Читаем без скачивания Шедевры юмора. 100 лучших юмористических историй - Аркадий Аверченко
Шрифт:
Интервал:
Закладка:
Душистый горошек, анютины глазки и иван-да-марья были сразу отброшены. Мария Душистова, Мария Горошкова и Мария Душистогорошкова были забракованы, осмеяны и преданы забвению. Из иван-да-марьи выходила та же Иванова. Хороши были цветы фуксии, но фамилия из фуксии выходила какая-то пошлая: Фукс. Мадемуазель Фукс увяла прежде, чем успела расцвесть.
Тогда Мария Павловна с помощью обоих счетоводов отважно врезалась в самую глубь цветочных плантаций. Царство флоры было обследовано с мудрой тщательностью. Гармонические имена цветов произносились нараспев и скороговоркой: Левкоева, Ландышева, Фиалкина, Тюльпанова.
Счетоводы выбились из сил.
— Хризантема, орхидея, астры, резеда! Честное слово, резеда чудный цветок.
— Так мне ж не нюхать, поймите вы!
— Георгин, барвинок, гелиотроп.
— Или атропин, например! — сказал вдруг молчавший все время артельщик.

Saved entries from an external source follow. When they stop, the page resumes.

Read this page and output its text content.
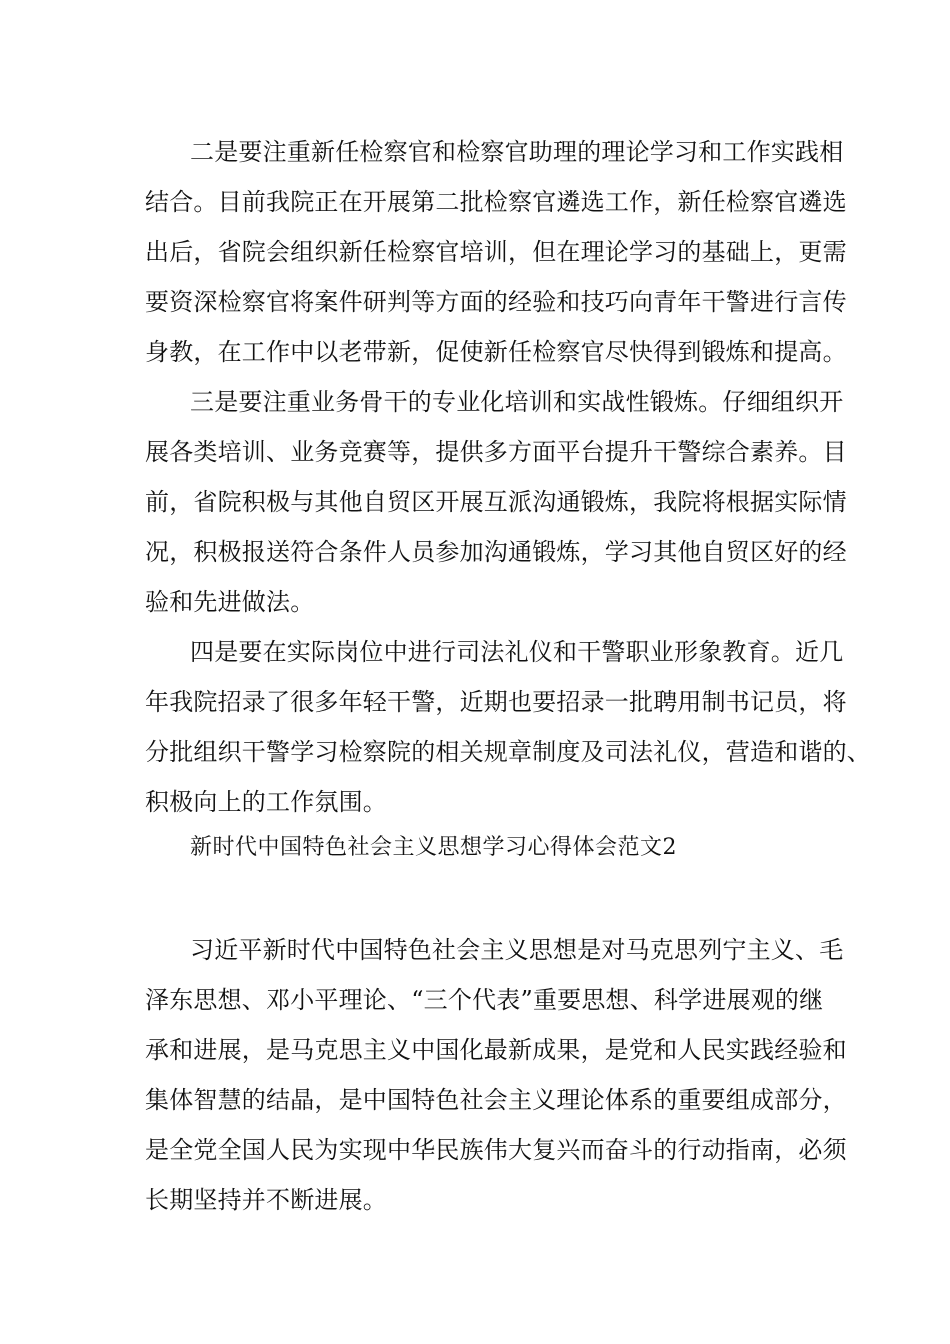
二是要注重新任检察官和检察官助理的理论学习和工作实践相
结合。目前我院正在开展第二批检察官遴选工作，新任检察官遴选
出后，省院会组织新任检察官培训，但在理论学习的基础上，更需
要资深检察官将案件研判等方面的经验和技巧向青年干警进行言传
身教，在工作中以老带新，促使新任检察官尽快得到锻炼和提高。
三是要注重业务骨干的专业化培训和实战性锻炼。仔细组织开
展各类培训、业务竞赛等，提供多方面平台提升干警综合素养。目
前，省院积极与其他自贸区开展互派沟通锻炼，我院将根据实际情
况，积极报送符合条件人员参加沟通锻炼，学习其他自贸区好的经
验和先进做法。
四是要在实际岗位中进行司法礼仪和干警职业形象教育。近几
年我院招录了很多年轻干警，近期也要招录一批聘用制书记员，将
分批组织干警学习检察院的相关规章制度及司法礼仪，营造和谐的、
积极向上的工作氛围。
新时代中国特色社会主义思想学习心得体会范文2
习近平新时代中国特色社会主义思想是对马克思列宁主义、毛
泽东思想、邓小平理论、“三个代表”重要思想、科学进展观的继
承和进展，是马克思主义中国化最新成果，是党和人民实践经验和
集体智慧的结晶，是中国特色社会主义理论体系的重要组成部分，
是全党全国人民为实现中华民族伟大复兴而奋斗的行动指南，必须
长期坚持并不断进展。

Покуда счетоводы измывались над артельщиком, объясняя ему, что атропин не цветок, а медикамент, Мария Павловна приняла решение называться Ананасовой.
Это было нелогично, но красиво.
У Сергея Антоновича все обстояло благополучно, хотя воображения у него не хватило. Свою фамилию Иванов он обменял на Петрова. Все снисходительно улыбнулись.
— У меня лучше! — похвастался первый счетовод. — Меня теперь зовут Николай Александрович Варенников.
Приемщику понравилась фамилия Справченко. Это была фамилия хорошая, спокойная, а главное — созвучная эпохе.
Довольнее всех оказался Николай Константинович Иван'oв, заведующий конторой по заготовке рогов и копыт для нужд пуговичных фабрик.
— Я очень рад, — сказал он приветливо, — что все устроилось так хорошо. Теперь никакие толки среди населения невозможны. В самом деле, что общего между Справченко и Варенниковым, между Ананасовой и Леонардовым или Петровым? А то, знаете, Иван'ова, да Иван'oв, да снова Иван'oв и опять Иван'oв. Это каждого может навести на мысли.
— А вы какую фамилию взяли себе? — спросила Мария Павловна Ананасова.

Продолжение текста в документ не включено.